A simple stock–flow model makes this clear. Australia’s population can be thought of as two stocks: a permanent population and a temporary population. The temporary population changes in only two basic ways: through net temporary inflows, and through transitions from temporary to permanent status. If temporary inflows exceed conversions to permanent residence, the temporary population grows. If conversions match inflows, it stabilises.

Figure 2: Simple Model of Population Growth

 

That is the key demographic rule. This means that the size of the temporary population is governed not by NOM as such, but by the relationship between temporary net migration and transitions to permanence. A government could hit a NOM target while the temporary population continues to expand. Equally, the temporary population could shrink even in a year of relatively high NOM, if enough people move from temporary to permanent status.

Recent Australian experience illustrates the point. The post-COVID surge in temporary migration is often described as if it were simply a story of “too many arrivals.” But that is only part of the picture. What actually happened was more structural. During the pandemic, many temporary residents stayed longer than expected because departures were disrupted. When borders reopened, new arrivals were added on top of an existing cohort whose exits had been delayed. At the same time, transitions to permanent residence remained comparatively stable. The result was a widening gap between temporary inflows and conversions, and therefore a sharp increase in the temporary population.

Figure 3: Migrant Arrivals and Departures

 

In other words, the recent “bulge” in temporary migration was not just a flow problem. It was a stock problem.

This is why annual NOM targets are such poor tools for governing migration in a settlement state. They manage a residual number rather than the mechanism that drives population change.

Canada has recently moved closer to recognising this reality. Its latest Immigration Levels Plan includes an explicit target to reduce the temporary resident population from 7.6% of the population to 5%by 2027. That is an important shift from flows to stocks. But even there, the chosen benchmark appears to be a policy judgement rather than the product of a transparent demographic rule.
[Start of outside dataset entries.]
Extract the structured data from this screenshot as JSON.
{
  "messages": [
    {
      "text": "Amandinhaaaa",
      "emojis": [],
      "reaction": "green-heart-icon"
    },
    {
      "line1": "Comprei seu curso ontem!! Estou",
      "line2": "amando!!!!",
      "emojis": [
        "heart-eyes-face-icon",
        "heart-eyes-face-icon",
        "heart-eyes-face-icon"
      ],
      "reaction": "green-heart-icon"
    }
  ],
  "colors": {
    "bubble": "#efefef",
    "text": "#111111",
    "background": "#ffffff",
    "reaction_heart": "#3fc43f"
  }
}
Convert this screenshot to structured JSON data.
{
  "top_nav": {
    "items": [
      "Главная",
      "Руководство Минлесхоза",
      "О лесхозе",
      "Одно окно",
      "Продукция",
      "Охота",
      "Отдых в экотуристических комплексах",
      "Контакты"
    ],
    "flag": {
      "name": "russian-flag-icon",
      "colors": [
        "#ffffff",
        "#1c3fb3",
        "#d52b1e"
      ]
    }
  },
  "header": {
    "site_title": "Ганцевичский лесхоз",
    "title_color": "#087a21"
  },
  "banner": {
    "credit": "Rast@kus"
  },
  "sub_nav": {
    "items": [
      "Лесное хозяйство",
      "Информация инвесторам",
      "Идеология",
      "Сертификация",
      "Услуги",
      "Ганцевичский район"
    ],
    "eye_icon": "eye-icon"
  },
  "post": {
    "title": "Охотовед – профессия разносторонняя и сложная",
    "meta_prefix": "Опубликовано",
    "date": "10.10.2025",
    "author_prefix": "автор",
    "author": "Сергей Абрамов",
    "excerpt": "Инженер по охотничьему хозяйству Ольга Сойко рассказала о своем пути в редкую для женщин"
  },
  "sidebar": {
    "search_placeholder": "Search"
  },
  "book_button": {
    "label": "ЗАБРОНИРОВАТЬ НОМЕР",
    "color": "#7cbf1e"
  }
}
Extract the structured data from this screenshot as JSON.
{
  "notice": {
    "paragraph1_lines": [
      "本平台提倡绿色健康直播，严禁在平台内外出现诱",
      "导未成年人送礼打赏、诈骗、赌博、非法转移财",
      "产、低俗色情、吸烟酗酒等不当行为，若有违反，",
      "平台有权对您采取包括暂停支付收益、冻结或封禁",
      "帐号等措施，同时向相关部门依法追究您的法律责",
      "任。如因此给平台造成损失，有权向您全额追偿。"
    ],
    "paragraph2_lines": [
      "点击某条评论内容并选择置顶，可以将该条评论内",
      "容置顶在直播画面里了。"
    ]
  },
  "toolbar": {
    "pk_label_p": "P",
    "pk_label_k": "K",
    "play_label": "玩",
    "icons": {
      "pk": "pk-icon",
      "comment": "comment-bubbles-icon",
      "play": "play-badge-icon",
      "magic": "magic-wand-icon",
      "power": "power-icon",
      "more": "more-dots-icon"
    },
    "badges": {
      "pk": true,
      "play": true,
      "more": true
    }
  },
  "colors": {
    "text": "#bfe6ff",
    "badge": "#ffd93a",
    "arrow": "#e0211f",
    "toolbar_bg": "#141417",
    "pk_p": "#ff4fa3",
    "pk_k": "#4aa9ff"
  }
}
Australia can do better. Instead of targeting NOM, migration policy should be anchored to settlement capacity. The simplest way to do that is to align temporary net inflows with the number of temporary residents who are permitted to transition to permanent residence each year. If conversions broadly match inflows, the temporary population will stabilise. If government wants the temporary population to shrink, conversions must exceed inflows for a time.

This conversion-anchored approach would not solve every migration dilemma. It would involve real trade-offs. It could reduce short-run labour market flexibility and increase pressure on the permanent migration program. But it would at least align policy with demographic reality.

Most importantly, it would reframe the migration debate around the right question. The issue is not what NOM number to choose each year. It is how much temporariness a settlement state is willing — and able — to sustain.

Australia needs a migration debate that reflects the system it actually has, not the one it once imagined. That means shifting attention away from headline net migration figures and toward the size, dynamics, and governance of the temporary population itself.

If temporariness has become structural, then it must be governed structurally.